Go Back to the Basics
- “You want to play but you’ve got to clean your room before you play, right? You have to make sure you don’t have any public facing s3 buckets before you start playing with ChatGPT.”
- “It’s just another reminder that we really need to focus on the basics.”
- “Going back to those fundamentals is what’s going to lead to success.”
While the allure of new technologies is enticing, focusing on the basics and maintaining foundational security measures is essential to prevent breaches. Time and time again we find breaches happen because of simple mistakes that get overlooked.
Security teams must strike a balance between addressing business-as-usual security tasks and exploring new technologies that keep teams engaged and motivated, while also ensuring that the necessary groundwork is laid before diving into the latest trends. By achieving a mature security posture through focusing on fundamentals, organizations gain the freedom to explore new technologies and initiatives with a solid foundation in place.

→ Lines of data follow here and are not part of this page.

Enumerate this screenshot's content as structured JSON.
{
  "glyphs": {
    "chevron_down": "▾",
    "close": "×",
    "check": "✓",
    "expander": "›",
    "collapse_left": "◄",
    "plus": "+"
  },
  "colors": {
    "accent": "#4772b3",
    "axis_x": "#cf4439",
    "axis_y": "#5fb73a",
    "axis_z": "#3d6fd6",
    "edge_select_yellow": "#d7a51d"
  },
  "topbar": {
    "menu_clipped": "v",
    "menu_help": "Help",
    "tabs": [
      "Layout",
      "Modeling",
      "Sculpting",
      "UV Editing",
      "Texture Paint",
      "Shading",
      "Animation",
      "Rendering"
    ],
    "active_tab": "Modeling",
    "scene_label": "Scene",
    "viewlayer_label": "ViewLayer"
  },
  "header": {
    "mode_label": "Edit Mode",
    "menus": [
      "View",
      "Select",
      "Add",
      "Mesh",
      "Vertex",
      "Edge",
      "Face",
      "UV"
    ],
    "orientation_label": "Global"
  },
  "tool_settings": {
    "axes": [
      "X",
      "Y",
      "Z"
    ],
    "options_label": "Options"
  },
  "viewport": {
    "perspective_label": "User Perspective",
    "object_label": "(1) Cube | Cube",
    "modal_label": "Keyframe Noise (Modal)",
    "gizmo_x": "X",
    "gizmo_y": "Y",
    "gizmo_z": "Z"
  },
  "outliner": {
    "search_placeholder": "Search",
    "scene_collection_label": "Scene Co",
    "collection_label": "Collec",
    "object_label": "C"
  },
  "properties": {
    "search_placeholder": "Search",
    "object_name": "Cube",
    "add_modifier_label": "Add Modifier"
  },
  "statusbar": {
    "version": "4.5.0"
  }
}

Compliance Does Not Equal Security
- “In our hearts, compliance does not equal security. But compliance gets a lot of budget, which helps us do security.”

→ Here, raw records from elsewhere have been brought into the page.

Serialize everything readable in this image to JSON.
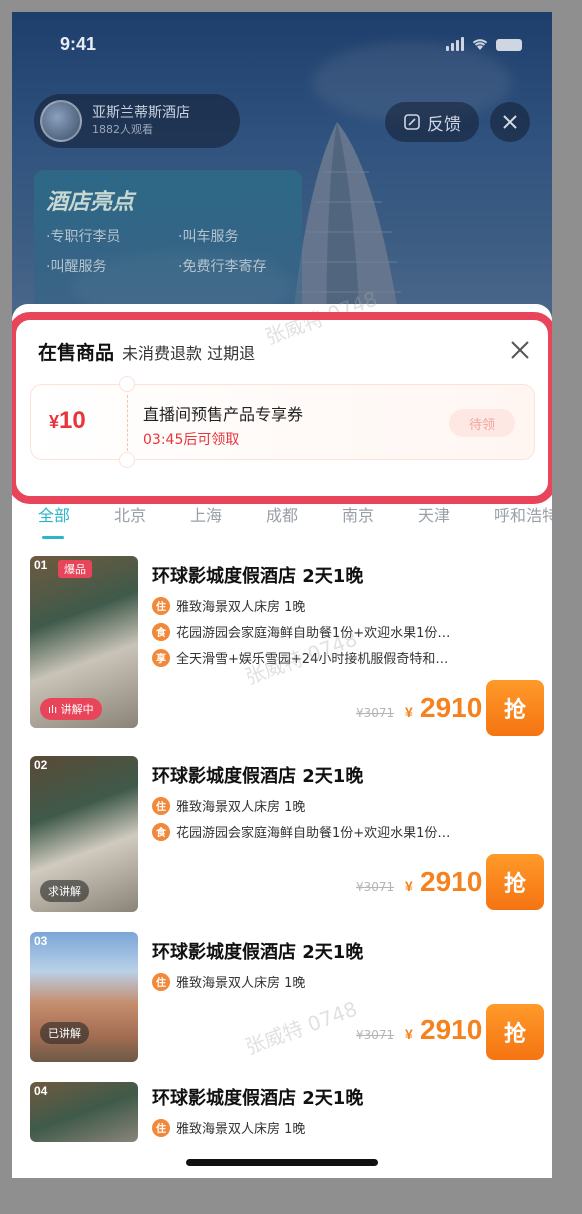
{
  "status_bar": {
    "time": "9:41"
  },
  "host": {
    "name": "亚斯兰蒂斯酒店",
    "viewers": "1882人观看"
  },
  "header_actions": {
    "feedback_label": "反馈"
  },
  "highlights": {
    "title": "酒店亮点",
    "items": [
      "·专职行李员",
      "·叫车服务",
      "·叫醒服务",
      "·免费行李寄存"
    ]
  },
  "sheet": {
    "title": "在售商品",
    "subtitle": "未消费退款 过期退"
  },
  "coupon": {
    "currency": "¥",
    "amount": "10",
    "name": "直播间预售产品专享券",
    "countdown": "03:45后可领取",
    "button": "待领"
  },
  "tabs": [
    "全部",
    "北京",
    "上海",
    "成都",
    "南京",
    "天津",
    "呼和浩特"
  ],
  "active_tab": "全部",
  "products": [
    {
      "rank": "01",
      "hot": "爆品",
      "badge": "讲解中",
      "title": "环球影城度假酒店 2天1晚",
      "features": [
        {
          "icon": "住",
          "text": "雅致海景双人床房 1晚"
        },
        {
          "icon": "食",
          "text": "花园游园会家庭海鲜自助餐1份+欢迎水果1份…"
        },
        {
          "icon": "享",
          "text": "全天滑雪+娱乐雪园+24小时接机服假奇特和…"
        }
      ],
      "original_price": "¥3071",
      "currency": "¥",
      "price": "2910",
      "buy_label": "抢"
    },
    {
      "rank": "02",
      "badge": "求讲解",
      "title": "环球影城度假酒店 2天1晚",
      "features": [
        {
          "icon": "住",
          "text": "雅致海景双人床房 1晚"
        },
        {
          "icon": "食",
          "text": "花园游园会家庭海鲜自助餐1份+欢迎水果1份…"
        }
      ],
      "original_price": "¥3071",
      "currency": "¥",
      "price": "2910",
      "buy_label": "抢"
    },
    {
      "rank": "03",
      "badge": "已讲解",
      "title": "环球影城度假酒店 2天1晚",
      "features": [
        {
          "icon": "住",
          "text": "雅致海景双人床房 1晚"
        }
      ],
      "original_price": "¥3071",
      "currency": "¥",
      "price": "2910",
      "buy_label": "抢"
    },
    {
      "rank": "04",
      "title": "环球影城度假酒店 2天1晚",
      "features": [
        {
          "icon": "住",
          "text": "雅致海景双人床房 1晚"
        }
      ]
    }
  ],
  "watermark": "张威特 0748",
  "colors": {
    "accent": "#2bb5c9",
    "price": "#f5821f",
    "highlight_border": "#e8455a",
    "coupon_red": "#e8343a"
  }
}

NetSPI’s Vision Report explored high-level industry data on vulnerabilities and security, showing the government, non-profit, and healthcare industries had the largest volume of critical and high severity vulnerabilities. On the other hand, the insurance and financial services industries had the lowest volume.
This indicates a stark contrast between two highly regulated industries: healthcare and financial services.

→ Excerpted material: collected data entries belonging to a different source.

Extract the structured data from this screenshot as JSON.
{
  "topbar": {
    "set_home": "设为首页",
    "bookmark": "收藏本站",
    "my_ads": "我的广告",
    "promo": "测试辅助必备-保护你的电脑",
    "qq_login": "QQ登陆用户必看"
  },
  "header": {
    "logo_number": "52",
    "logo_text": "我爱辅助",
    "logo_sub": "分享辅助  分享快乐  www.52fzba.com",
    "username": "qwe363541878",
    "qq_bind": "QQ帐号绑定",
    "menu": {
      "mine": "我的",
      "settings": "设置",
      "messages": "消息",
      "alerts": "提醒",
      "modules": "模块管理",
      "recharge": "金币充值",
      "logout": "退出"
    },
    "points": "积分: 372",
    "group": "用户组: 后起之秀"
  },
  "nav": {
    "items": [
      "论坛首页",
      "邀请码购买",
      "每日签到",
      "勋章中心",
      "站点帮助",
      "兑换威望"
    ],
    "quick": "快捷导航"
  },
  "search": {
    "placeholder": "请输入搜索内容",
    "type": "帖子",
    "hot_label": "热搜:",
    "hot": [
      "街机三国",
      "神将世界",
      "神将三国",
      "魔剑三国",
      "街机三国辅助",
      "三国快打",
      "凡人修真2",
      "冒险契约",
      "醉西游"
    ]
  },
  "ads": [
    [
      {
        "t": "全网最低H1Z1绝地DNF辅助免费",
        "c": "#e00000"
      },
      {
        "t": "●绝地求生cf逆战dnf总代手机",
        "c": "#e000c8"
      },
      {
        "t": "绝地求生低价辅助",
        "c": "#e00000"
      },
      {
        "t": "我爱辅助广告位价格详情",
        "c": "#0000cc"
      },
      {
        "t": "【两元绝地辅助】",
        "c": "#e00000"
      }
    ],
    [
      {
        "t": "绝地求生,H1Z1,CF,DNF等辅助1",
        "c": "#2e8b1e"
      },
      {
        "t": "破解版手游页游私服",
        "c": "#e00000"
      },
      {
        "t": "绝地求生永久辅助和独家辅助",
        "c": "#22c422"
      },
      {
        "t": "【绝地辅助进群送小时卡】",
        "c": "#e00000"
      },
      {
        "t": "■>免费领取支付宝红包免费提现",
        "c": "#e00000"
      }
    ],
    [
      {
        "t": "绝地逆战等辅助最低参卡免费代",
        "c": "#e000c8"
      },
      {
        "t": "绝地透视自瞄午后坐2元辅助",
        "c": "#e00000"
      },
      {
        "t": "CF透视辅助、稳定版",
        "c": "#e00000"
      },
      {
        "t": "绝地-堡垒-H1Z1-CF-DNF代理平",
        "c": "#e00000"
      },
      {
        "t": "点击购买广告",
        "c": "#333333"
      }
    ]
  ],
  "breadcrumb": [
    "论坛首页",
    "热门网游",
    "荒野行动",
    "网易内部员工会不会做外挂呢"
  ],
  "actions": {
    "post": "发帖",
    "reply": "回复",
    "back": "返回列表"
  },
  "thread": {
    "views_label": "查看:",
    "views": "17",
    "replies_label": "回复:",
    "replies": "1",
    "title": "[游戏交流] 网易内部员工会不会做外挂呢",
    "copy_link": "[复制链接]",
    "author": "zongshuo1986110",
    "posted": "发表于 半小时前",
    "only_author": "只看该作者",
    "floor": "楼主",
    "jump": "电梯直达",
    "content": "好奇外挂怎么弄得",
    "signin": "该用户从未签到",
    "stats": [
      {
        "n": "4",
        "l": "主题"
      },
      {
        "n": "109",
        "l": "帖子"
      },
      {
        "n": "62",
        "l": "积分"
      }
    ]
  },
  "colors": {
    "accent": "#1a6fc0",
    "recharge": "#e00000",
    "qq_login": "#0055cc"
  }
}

Healthcare security leaders have expressed challenges in keeping up with privacy regulations, while the financial services industry has leaned into evaluating and penalizing risk management deficiencies. Perhaps the healthcare industry will follow suit toward stricter enforcement.
Plan for Hiring Early On
- “A lot of times when you build your hiring plan, you don’t necessarily think, ‘okay, I’m going to need to articulate the value of someone entry level to my stakeholders.’”
This situation can result in a harder sell for an entry-level hire when the need arises. Results from the Offensive Security Vision Report reveal a pressing need for increased investment in entry-level cybersecurity roles. A significant majority of security leaders (55 percent) reported having five or fewer roles budgeted for in 2023.
Moreover, when asked about the number of entry-level positions, 71 percent of respondents indicated that less than one-fourth of the budgeted roles were allocated for entry-level candidates, and 46 percent had no plans for entry-level hiring in 2023. These findings underscore the urgency for the industry to prioritize investment in cultivating new talent. To address the global skills gap, it is crucial to provide hands-on training and support for individuals entering the cybersecurity field. By investing in entry-level professionals, the industry can move toward bridging the gap and fostering a robust pipeline of skilled cybersecurity experts.
Consider the Interconnected Nature of Your Role
- “The work we do is in the weeds. It’s asset management. It’s vulnerability management. It’s thankless, it’s frustrating. So anything that we as an industry can do to remind each other that there is a mission — there’s a bigger mission than all of us — is appreciated because security is interconnected.”
While it’s easy to get lost in the details on which vulnerabilities deserve the bulk of our attention, we need to stay grounded in the bigger picture: it’s not just about checking the box on a single task, but seeing how your effort fits into the larger picture of creating a secure end state for a business.